Exhibido hoy en el Museo Roca, el fusil descansa dentro de una vitrina especialmente acondicionada. La madera oscura de la culata, el metal aún brillante del cañón y los detalles del mecanismo permiten dimensionar la fineza técnica y la potencia que caracterizaban a esta arma. Junto a él, paneles, fotografías, mapas y documentos ofrecen una mirada ampliada que busca contextualizar la pieza sin caer en simplificaciones ni omitir su carga histórica.

El museo recibió el arma a través de una donación familiar décadas después de la muerte de Roca. Desde entonces, ha sido objeto de estudios, visitas guiadas y conversaciones que buscan revisar cómo narrar este capítulo del pasado argentino.

En la foto (izq. a der.) a Lorenzo Vintter, Teodoro García, Julio A. Roca y Conrado Villegas Foto: Archivo

Un espacio para pensar la historia argentina

El Museo Roca no solo conserva objetos asociados al general, sino que propone un recorrido que incluye escenas de época, material audiovisual, exposiciones temáticas y una biblioteca especializada. El edificio mismo, una antigua residencia de estilo ecléctico, agrega su propia capa histórica al paseo.

Para quienes quieran visitarlo, el museo abre sus puertas de miércoles a domingo, de 14:00 a 19:00, permaneciendo cerrado los lunes y martes. La entrada es gratuita y no se requiere reserva previa, aunque ciertos eventos especiales pueden contar con cupos limitados.

Estas franjas horarias permiten a los visitantes recorrer con tranquilidad las salas, muchas de ellas diseñadas para invitar a la reflexión sobre los procesos sociales implicados en la consolidación del Estado argentino.

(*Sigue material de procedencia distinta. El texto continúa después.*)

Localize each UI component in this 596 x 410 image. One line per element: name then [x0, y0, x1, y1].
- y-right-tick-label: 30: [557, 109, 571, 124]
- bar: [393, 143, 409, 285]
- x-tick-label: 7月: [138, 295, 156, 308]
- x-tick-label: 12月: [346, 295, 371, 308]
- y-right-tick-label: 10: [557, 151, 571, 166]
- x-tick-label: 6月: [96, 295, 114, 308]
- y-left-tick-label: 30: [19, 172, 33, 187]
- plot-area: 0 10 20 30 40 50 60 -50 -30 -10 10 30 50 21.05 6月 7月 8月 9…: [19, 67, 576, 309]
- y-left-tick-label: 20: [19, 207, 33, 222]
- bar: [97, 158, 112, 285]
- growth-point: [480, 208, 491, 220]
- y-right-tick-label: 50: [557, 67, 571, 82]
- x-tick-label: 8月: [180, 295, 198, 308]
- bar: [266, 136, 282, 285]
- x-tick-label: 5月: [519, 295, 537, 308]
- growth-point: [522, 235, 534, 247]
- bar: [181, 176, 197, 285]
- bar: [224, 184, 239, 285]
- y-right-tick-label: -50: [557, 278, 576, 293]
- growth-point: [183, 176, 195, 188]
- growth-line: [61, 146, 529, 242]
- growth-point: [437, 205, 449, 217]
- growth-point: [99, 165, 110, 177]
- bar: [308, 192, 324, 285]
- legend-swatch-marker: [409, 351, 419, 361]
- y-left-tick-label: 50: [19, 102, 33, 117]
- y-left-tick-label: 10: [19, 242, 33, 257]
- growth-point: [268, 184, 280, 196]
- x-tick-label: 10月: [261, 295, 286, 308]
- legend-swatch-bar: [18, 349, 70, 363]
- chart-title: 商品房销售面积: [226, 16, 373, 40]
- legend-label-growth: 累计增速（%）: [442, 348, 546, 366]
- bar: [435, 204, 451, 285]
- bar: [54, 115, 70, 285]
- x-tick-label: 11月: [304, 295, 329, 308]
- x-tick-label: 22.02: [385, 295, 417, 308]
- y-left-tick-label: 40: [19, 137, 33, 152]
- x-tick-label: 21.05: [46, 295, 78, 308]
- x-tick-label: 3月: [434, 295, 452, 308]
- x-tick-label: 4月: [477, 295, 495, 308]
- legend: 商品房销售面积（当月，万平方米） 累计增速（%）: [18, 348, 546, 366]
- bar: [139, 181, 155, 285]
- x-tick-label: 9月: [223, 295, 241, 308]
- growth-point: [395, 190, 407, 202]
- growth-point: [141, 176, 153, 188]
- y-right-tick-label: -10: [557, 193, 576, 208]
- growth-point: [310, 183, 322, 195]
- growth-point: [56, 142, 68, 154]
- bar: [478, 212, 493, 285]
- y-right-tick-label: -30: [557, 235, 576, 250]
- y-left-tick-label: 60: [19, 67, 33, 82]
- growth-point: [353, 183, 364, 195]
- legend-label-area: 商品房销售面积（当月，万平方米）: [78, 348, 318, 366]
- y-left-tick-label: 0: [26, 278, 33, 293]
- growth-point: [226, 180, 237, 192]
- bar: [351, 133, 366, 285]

Paneles interpretativos abordan tanto la figura de Roca como las consecuencias que la Campaña del Desierto tuvo sobre las comunidades originarias, poniendo en escena las distintas miradas que hoy atraviesan la discusión.

El museo está en Recoleta Foto: Argentina cultura

El Winchester como testimonio incómodo y necesario

Observar el fusil de Roca es enfrentarse a uno de los símbolos más controversiales de nuestra historia. Para algunos, representa el avance del Estado moderno y la integración territorial; para otros, el dolor de la violencia, la apropiación y los desplazamientos forzados. En ese cruce de interpretaciones, el Museo Roca propone un espacio donde la memoria puede ser revisada de manera crítica y abierta.

En tiempos en los que la Argentina vuelve a debatir su pasado y sus formas de narrarlo, la presencia del Winchester —tan silencioso como el vidrio que lo protege— invita a detenerse y pensar. No es solo un arma antigua: es un fragmento material de un proceso que moldeó el país y que todavía interpela a quienes buscan comprenderlo.